Mice with a disrupted PLG gene (PLG-KO) and their WT littermates were bred as described previously [45]. Briefly, PLG heterozygous mice (C57BL/6 and 25% 129Sv) were crossed and WT and PLG-KO mice offspring were genotyped by polymerase chain reaction, which was performed, as previously described [46] using primers amplifying the WT PLG gene (5′ACTGCTGCCCACTGTTTGGAG 3′ and 5′ GATAACCTTGTAGAATTCAGGTC3′) or the inactivated PLG gene (5′ATGAACTGCAGGACGAGGCAG3′ and 5′ GCGAACAGTTCGGCTGGCGC 3′). Most of the experiments were performed using 5–6 weeks old mice. Also, males and females were used in the experiments. Groups between WT and PLG KO mice were homogenized for these different parameters. Except when PLG-WT and PLG-KO mice were used, experiments were performed with six-week-old C57BL/6 female mice (Charles River Laboratories).

Mice infection and treatment

Mice were anesthetized with ketamine (42,5 mg/kg) and inoculated by the intranasal route with the indicated IAV in a volume of 25 µl. Upon inoculation, survival rates and loss of body weight was scored daily, as previously described [47]. For weight loss curves, the last measured value was carried forward until the end of the observation period. Alternatively, mice were sacrificed at various pre-fixed time points post-inoculation to perform bronchoalveolar lavages (BAL) or to sample organs. Virus titers in organs were determined by classical plaque assay using MDCK cells [47]. ELISA and luminex assays were performed according to the instructions of the manufacturer and virus titers were assessed as described [48]. Lungs histology and immunohistochemistry were performed as described [49]. Treatment with 6-AHA was injected intraperitoneally (30 mg per mouse in 200 µl of physiological serum) every 6 hours for 4 days.
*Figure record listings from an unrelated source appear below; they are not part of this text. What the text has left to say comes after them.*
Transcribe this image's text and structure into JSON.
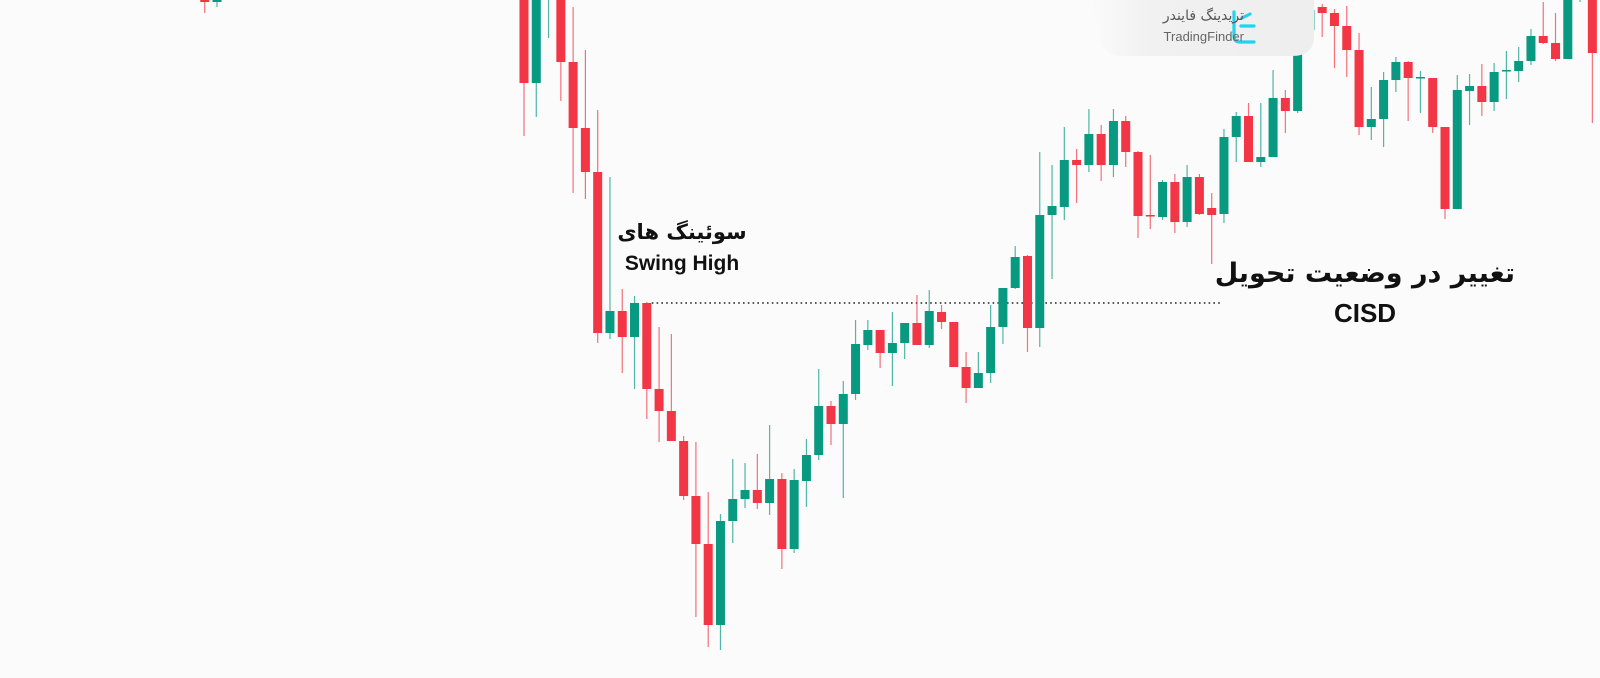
{
  "colors": {
    "up": "#089981",
    "down": "#F23645",
    "background": "#FBFBFB",
    "logo_accent": "#22D3EE"
  },
  "annotations": {
    "swing_high_fa": "سوئینگ های",
    "swing_high_en": "Swing High",
    "cisd_fa": "تغییر در وضعیت تحویل",
    "cisd_en": "CISD"
  },
  "logo": {
    "name_fa": "تریدینگ فایندر",
    "name_en": "TradingFinder",
    "icon": "tradingfinder-logo-icon"
  },
  "chart_data": {
    "type": "candlestick",
    "title": "",
    "xlabel": "",
    "ylabel": "",
    "grid": false,
    "axes_visible": false,
    "swing_high_level": {
      "price": 375,
      "from_bar": 10,
      "to_bar": 56,
      "style": "dotted"
    },
    "candles_fields": [
      "bar",
      "open",
      "high",
      "low",
      "close"
    ],
    "candles": [
      [
        -26,
        682,
        684,
        665,
        676
      ],
      [
        -25,
        676,
        684,
        671,
        682
      ],
      [
        0,
        688,
        693,
        542,
        595
      ],
      [
        1,
        595,
        693,
        561,
        688
      ],
      [
        2,
        693,
        715,
        640,
        708
      ],
      [
        3,
        686,
        690,
        577,
        616
      ],
      [
        4,
        616,
        671,
        485,
        550
      ],
      [
        5,
        550,
        628,
        479,
        506
      ],
      [
        6,
        506,
        568,
        335,
        345
      ],
      [
        7,
        345,
        501,
        339,
        367
      ],
      [
        8,
        367,
        389,
        305,
        341
      ],
      [
        9,
        341,
        382,
        289,
        375
      ],
      [
        10,
        375,
        376,
        259,
        289
      ],
      [
        11,
        289,
        351,
        236,
        267
      ],
      [
        12,
        267,
        344,
        237,
        237
      ],
      [
        13,
        237,
        242,
        178,
        182
      ],
      [
        14,
        182,
        236,
        61,
        134
      ],
      [
        15,
        134,
        186,
        31,
        53
      ],
      [
        16,
        53,
        164,
        28,
        157
      ],
      [
        17,
        157,
        219,
        135,
        179
      ],
      [
        18,
        179,
        215,
        170,
        188
      ],
      [
        19,
        188,
        224,
        169,
        175
      ],
      [
        20,
        175,
        253,
        163,
        199
      ],
      [
        21,
        199,
        205,
        109,
        129
      ],
      [
        22,
        129,
        209,
        125,
        198
      ],
      [
        23,
        197,
        239,
        171,
        223
      ],
      [
        24,
        223,
        309,
        218,
        272
      ],
      [
        25,
        272,
        277,
        233,
        254
      ],
      [
        26,
        254,
        297,
        180,
        284
      ],
      [
        27,
        284,
        358,
        278,
        334
      ],
      [
        28,
        333,
        358,
        328,
        348
      ],
      [
        29,
        348,
        348,
        310,
        325
      ],
      [
        30,
        325,
        366,
        292,
        335
      ],
      [
        31,
        335,
        355,
        319,
        355
      ],
      [
        32,
        355,
        383,
        333,
        333
      ],
      [
        33,
        333,
        388,
        330,
        367
      ],
      [
        34,
        366,
        373,
        349,
        356
      ],
      [
        35,
        356,
        356,
        311,
        311
      ],
      [
        36,
        311,
        326,
        275,
        290
      ],
      [
        37,
        290,
        326,
        290,
        305
      ],
      [
        38,
        305,
        373,
        295,
        351
      ],
      [
        39,
        351,
        390,
        334,
        390
      ],
      [
        40,
        390,
        432,
        389,
        421
      ],
      [
        41,
        422,
        423,
        326,
        350
      ],
      [
        42,
        350,
        526,
        331,
        463
      ],
      [
        43,
        463,
        513,
        399,
        472
      ],
      [
        44,
        471,
        551,
        458,
        518
      ],
      [
        45,
        518,
        529,
        475,
        513
      ],
      [
        46,
        513,
        569,
        506,
        544
      ],
      [
        47,
        544,
        553,
        497,
        513
      ],
      [
        48,
        513,
        569,
        501,
        557
      ],
      [
        49,
        557,
        562,
        511,
        526
      ],
      [
        50,
        526,
        527,
        440,
        462
      ],
      [
        51,
        463,
        523,
        449,
        462
      ],
      [
        52,
        461,
        498,
        458,
        496
      ],
      [
        53,
        496,
        504,
        445,
        456
      ],
      [
        54,
        456,
        513,
        451,
        501
      ],
      [
        55,
        501,
        504,
        463,
        464
      ],
      [
        56,
        470,
        485,
        414,
        463
      ],
      [
        57,
        464,
        549,
        455,
        541
      ],
      [
        58,
        541,
        566,
        516,
        562
      ],
      [
        59,
        562,
        575,
        516,
        516
      ],
      [
        60,
        516,
        575,
        511,
        521
      ],
      [
        61,
        521,
        608,
        521,
        580
      ],
      [
        62,
        580,
        588,
        545,
        567
      ],
      [
        63,
        567,
        668,
        565,
        631
      ],
      [
        64,
        648,
        673,
        635,
        668
      ],
      [
        65,
        671,
        674,
        641,
        665
      ],
      [
        66,
        665,
        669,
        610,
        652
      ],
      [
        67,
        652,
        672,
        601,
        628
      ],
      [
        68,
        628,
        645,
        543,
        551
      ],
      [
        69,
        551,
        591,
        538,
        559
      ],
      [
        70,
        559,
        606,
        531,
        598
      ],
      [
        71,
        598,
        621,
        586,
        616
      ],
      [
        72,
        616,
        617,
        557,
        600
      ],
      [
        73,
        600,
        607,
        565,
        601
      ],
      [
        74,
        600,
        600,
        545,
        551
      ],
      [
        75,
        551,
        551,
        459,
        469
      ],
      [
        76,
        469,
        603,
        469,
        588
      ],
      [
        77,
        587,
        604,
        553,
        592
      ],
      [
        78,
        592,
        614,
        562,
        576
      ],
      [
        79,
        576,
        615,
        567,
        606
      ],
      [
        80,
        607,
        627,
        579,
        608
      ],
      [
        81,
        607,
        631,
        596,
        617
      ],
      [
        82,
        617,
        649,
        613,
        642
      ],
      [
        83,
        642,
        676,
        634,
        635
      ],
      [
        84,
        635,
        665,
        617,
        619
      ],
      [
        85,
        619,
        690,
        619,
        688
      ],
      [
        86,
        700,
        715,
        676,
        710
      ],
      [
        87,
        688,
        690,
        555,
        625
      ]
    ]
  }
}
Ancrod was injected (1.75 unit per mouse) intraperitoneally two days before infection for 7 days at 10 hours intervals.

Statistical analysis

Kaplan-Meier test was used for statistical analysis of survival rates and Mann–Whitney's test was used for lung virus titers and ELISA results, p values<0.05, were considered statistically significant. Two-tails analysis was performed. The number (n) of animals per experimental group is mentioned in the figure legends. Experiments were stratified in terms of weight, gender and age of the mice.